Tawana project-school nutrition program in Pakistan - its success, bottlenecks and lessons learned
Community Health Sciences
Tawana Pakistan Project, a multifaceted pilot project (Sept. 2002 to June 2005) was funded by the Government of Pakistan to address poor nutritional status and school enrolment of primary school age girls. The core strategy was to create safe environment empowering village women to take collective decisions. Through reflective learning process women learnt to plan balanced menus, purchase food, prepare and serve a noon meal at school from locally available foods at nominal costs (USD 0.12/child). Aga Khan University partnered the government for the design, management, monitoring and evaluation of the project, 11 NGO's facilitated implementation in 4035 rural government girls' schools.

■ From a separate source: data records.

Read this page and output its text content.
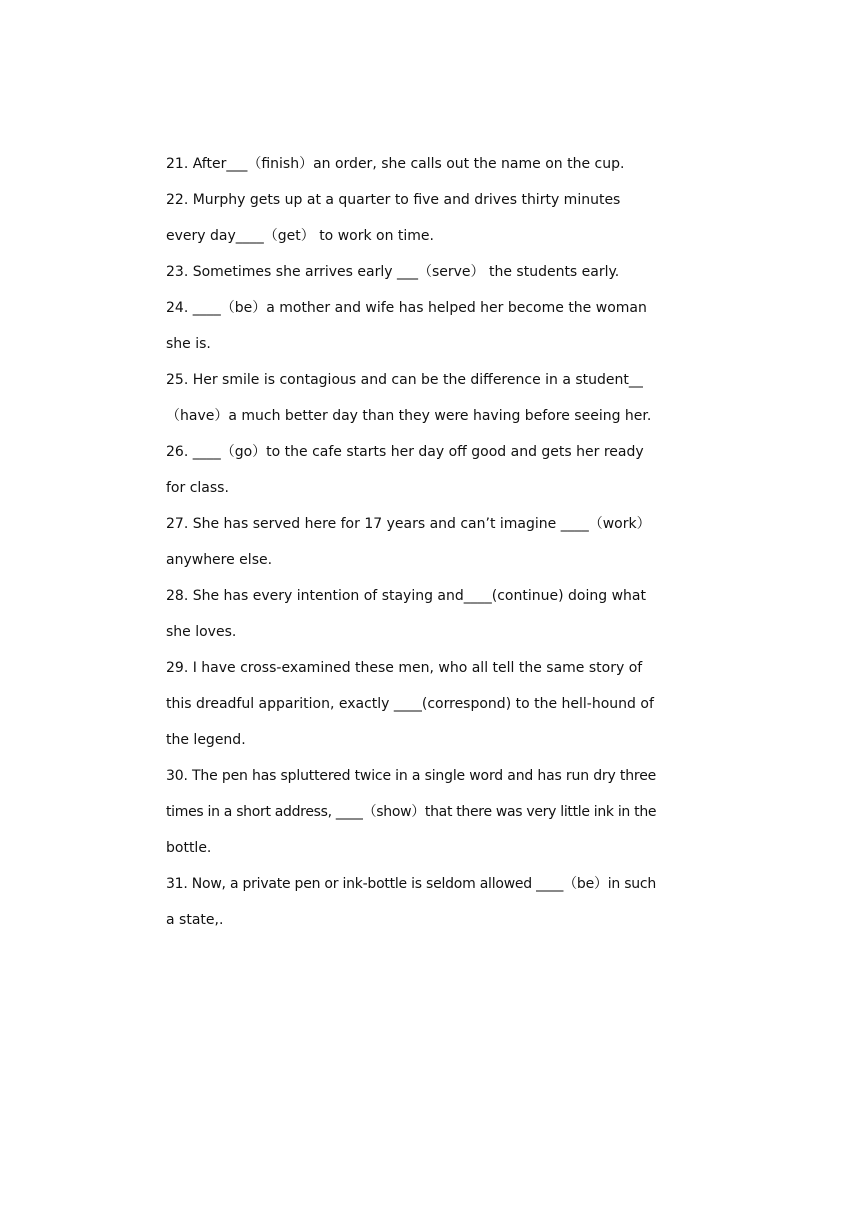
21. After___（finish）an order, she calls out the name on the cup.
22. Murphy gets up at a quarter to five and drives thirty minutes
every day____（get） to work on time.
23. Sometimes she arrives early ___（serve） the students early.
24. ____（be）a mother and wife has helped her become the woman
she is.
25. Her smile is contagious and can be the difference in a student__
（have）a much better day than they were having before seeing her.
26. ____（go）to the cafe starts her day off good and gets her ready
for class.
27. She has served here for 17 years and can’t imagine ____（work）
anywhere else.
28. She has every intention of staying and____(continue) doing what
she loves.
29. I have cross-examined these men, who all tell the same story of
this dreadful apparition, exactly ____(correspond) to the hell-hound of
the legend.
30. The pen has spluttered twice in a single word and has run dry three
times in a short address, ____（show）that there was very little ink in the
bottle.
31. Now, a private pen or ink-bottle is seldom allowed ____（be）in such
a state,.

Training was provided to 663 field workers, 4383 community organizers, 4336 school teachers and around 95 thousand rural women. Height and weight were recorded at baseline and every 6 months thereafter. Wasting, underweight and stunting decreased by 45%, 22% and 6% respectively. Enrolment increased by 40%. Women's' ability to plan balanced meals improved and > 76% of all meals provided the basic three food groups by end of project. Government bureaucracy issues, especially at the district level proved to be the most challenging bottlenecks. Success can be attributed to synergies gained by dealing with nutrition, education and empowerment issues simultaneously.
Asia Pacific Journal of Clinical Nutrition
(2008). Tawana project-school nutrition program in Pakistan - its success, bottlenecks and lessons learned. Asia Pacific Journal of Clinical Nutrition, 17, 357-360.